In this episode, we talk about what it takes to design and evolve a programming language in production. We discuss the influences behind Kotlin, the tradeoffs that shaped it, and why interoperability with Java became so central to its success.
Andrey also explains why he is building CodeSpeak as a response to growing code complexity in an era of LLM agents. He believes keeping humans in control of the software development lifecycle will matter even more as AI becomes more capable. Andrey also closed our converstion with a message to software engineers sceptical about AI:
“There is quite a bit of skill to using these AI coding tools. You can learn it, you can get a lot better at it. Do not necessarily believe everyone on Twitter: some people claim crazy things! Still, you can be very productive with these things when you use them well, and it’s absolutely worth investing into that.
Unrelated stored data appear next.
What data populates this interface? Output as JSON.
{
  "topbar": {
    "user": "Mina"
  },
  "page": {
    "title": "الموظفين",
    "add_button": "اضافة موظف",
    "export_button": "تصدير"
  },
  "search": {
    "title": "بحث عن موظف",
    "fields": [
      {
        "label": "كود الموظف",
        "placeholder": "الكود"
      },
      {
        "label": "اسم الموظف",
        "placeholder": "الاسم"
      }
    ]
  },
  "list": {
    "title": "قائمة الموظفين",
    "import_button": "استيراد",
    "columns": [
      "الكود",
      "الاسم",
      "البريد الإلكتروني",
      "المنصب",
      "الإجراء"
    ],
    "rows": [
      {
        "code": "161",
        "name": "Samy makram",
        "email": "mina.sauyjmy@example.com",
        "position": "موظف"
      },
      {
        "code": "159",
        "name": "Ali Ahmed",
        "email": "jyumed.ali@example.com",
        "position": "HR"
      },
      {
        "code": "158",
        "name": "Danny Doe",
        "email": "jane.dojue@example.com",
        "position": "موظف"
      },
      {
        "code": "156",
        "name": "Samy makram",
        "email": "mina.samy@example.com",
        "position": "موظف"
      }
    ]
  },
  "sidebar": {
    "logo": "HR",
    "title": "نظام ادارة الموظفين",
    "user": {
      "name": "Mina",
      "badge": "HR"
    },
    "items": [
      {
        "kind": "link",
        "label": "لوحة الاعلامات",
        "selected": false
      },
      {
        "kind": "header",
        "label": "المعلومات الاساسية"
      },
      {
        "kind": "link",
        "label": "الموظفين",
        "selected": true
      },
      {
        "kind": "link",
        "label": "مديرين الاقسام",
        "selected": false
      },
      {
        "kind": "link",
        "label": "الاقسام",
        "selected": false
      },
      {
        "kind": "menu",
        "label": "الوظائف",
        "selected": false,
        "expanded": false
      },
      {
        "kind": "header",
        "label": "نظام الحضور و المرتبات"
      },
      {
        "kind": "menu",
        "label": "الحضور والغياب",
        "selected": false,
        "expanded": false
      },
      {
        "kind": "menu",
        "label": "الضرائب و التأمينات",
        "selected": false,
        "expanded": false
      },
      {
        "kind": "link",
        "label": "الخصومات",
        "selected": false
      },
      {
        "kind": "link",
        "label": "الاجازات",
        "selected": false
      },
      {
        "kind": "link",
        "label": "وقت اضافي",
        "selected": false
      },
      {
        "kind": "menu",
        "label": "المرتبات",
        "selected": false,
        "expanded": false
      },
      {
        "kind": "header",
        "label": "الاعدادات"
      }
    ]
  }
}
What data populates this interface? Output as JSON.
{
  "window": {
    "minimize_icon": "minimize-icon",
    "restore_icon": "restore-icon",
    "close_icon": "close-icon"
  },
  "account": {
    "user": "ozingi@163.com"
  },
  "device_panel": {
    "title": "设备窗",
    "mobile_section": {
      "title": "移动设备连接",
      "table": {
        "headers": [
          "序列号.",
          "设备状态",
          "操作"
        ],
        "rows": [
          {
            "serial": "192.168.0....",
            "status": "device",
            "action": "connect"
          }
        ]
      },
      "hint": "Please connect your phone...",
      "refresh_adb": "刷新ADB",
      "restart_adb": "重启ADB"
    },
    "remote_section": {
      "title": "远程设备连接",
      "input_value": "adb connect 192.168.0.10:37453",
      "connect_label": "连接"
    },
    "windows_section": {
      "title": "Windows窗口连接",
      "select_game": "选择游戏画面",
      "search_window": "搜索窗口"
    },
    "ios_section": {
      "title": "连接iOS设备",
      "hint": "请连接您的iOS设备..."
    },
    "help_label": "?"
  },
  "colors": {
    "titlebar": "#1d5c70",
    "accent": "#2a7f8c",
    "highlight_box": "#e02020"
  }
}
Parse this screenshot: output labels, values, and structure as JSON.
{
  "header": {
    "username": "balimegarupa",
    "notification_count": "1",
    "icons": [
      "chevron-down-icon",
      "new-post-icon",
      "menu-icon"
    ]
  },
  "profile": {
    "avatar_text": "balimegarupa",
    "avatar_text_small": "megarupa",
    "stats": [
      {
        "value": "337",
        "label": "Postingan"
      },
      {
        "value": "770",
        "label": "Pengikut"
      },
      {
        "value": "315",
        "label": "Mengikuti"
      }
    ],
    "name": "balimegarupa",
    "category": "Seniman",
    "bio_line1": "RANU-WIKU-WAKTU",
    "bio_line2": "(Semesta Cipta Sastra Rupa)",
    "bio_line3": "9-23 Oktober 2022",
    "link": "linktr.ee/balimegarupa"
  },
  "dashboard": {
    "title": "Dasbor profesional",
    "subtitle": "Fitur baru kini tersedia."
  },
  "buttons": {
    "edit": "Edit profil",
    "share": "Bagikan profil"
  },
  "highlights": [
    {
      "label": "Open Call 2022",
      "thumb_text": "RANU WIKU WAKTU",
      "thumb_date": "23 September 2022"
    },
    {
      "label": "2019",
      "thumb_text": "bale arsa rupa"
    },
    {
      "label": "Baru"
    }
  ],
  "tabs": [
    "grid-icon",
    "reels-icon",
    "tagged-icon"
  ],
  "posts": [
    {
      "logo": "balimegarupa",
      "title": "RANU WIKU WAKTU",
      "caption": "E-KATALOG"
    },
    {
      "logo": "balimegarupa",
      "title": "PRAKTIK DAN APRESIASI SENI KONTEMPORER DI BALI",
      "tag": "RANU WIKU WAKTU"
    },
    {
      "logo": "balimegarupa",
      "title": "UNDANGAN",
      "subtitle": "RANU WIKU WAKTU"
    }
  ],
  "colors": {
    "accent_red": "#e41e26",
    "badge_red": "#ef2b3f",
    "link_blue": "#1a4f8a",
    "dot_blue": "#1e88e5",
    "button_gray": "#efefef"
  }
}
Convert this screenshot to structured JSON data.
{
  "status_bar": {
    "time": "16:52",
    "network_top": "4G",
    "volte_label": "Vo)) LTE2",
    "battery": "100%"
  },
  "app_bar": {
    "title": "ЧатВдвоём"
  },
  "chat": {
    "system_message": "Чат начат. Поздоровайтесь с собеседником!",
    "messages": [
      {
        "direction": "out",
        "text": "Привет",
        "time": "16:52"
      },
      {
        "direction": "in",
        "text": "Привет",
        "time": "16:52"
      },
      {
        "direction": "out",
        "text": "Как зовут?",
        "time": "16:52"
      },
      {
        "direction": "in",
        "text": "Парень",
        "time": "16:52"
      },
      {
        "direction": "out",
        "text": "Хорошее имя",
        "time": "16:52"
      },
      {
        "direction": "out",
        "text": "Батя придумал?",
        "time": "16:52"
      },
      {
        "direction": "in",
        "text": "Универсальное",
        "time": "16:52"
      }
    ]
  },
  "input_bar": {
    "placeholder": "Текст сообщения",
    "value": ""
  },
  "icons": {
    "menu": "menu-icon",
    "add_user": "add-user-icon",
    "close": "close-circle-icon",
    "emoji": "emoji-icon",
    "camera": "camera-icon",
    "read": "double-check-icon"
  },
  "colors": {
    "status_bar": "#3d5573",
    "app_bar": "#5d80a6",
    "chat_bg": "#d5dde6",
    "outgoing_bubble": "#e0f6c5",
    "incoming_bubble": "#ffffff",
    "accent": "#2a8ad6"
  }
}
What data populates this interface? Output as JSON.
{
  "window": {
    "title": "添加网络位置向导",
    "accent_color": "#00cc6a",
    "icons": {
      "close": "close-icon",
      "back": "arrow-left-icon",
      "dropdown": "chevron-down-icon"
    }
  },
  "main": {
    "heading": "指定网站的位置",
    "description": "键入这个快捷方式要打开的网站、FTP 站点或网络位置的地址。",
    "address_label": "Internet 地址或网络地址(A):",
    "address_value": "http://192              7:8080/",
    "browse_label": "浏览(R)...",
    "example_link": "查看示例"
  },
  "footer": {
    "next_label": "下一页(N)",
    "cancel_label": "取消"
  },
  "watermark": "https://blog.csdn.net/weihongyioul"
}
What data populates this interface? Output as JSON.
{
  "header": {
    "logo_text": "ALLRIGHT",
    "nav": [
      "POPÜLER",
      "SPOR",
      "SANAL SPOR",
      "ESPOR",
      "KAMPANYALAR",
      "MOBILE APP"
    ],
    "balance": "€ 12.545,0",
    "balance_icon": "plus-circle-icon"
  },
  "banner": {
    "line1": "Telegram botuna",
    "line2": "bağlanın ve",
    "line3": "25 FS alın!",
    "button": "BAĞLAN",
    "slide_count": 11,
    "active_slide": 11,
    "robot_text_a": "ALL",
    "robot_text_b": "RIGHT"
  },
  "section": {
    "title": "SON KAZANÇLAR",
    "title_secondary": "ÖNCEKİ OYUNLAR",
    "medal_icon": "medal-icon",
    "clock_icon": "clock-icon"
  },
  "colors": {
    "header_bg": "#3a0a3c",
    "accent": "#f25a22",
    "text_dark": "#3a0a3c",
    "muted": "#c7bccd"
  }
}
In the future, it will still be engineers building complex systems. Keep that in mind: it’s not like we all go to nothing.”
10 rarely mentioned details about the history of Kotlin, and Andrey’s thoughts on the next big programming language
Here are 10 things that were new to me on the history of Kotlin, and ideas from Andrey I paid special attention to:
1. Kotlin was born because Java stagnated for six years. By 2010, the last major Java release was Java 5 (2004). Java 6 (released in 2006) made zero language changes, Java 7 (released in 2011) made minor ones, and lambdas didn’t arrive until 2014. Meanwhile C# had lambdas, properties, and more — creating a clear market opening.
2. Kotlin’s first version was not a compiler: it was an IDE plugin. In a smart move, Andrey decided to build an IDE plugin that utilized IntelliJ’s parsing infrastructure first. This let Andrey demo the language interactively before anything could compile.! As he recalled: “I could show off the language as if it existed because it had some tooling, but I couldn’t compile anything.”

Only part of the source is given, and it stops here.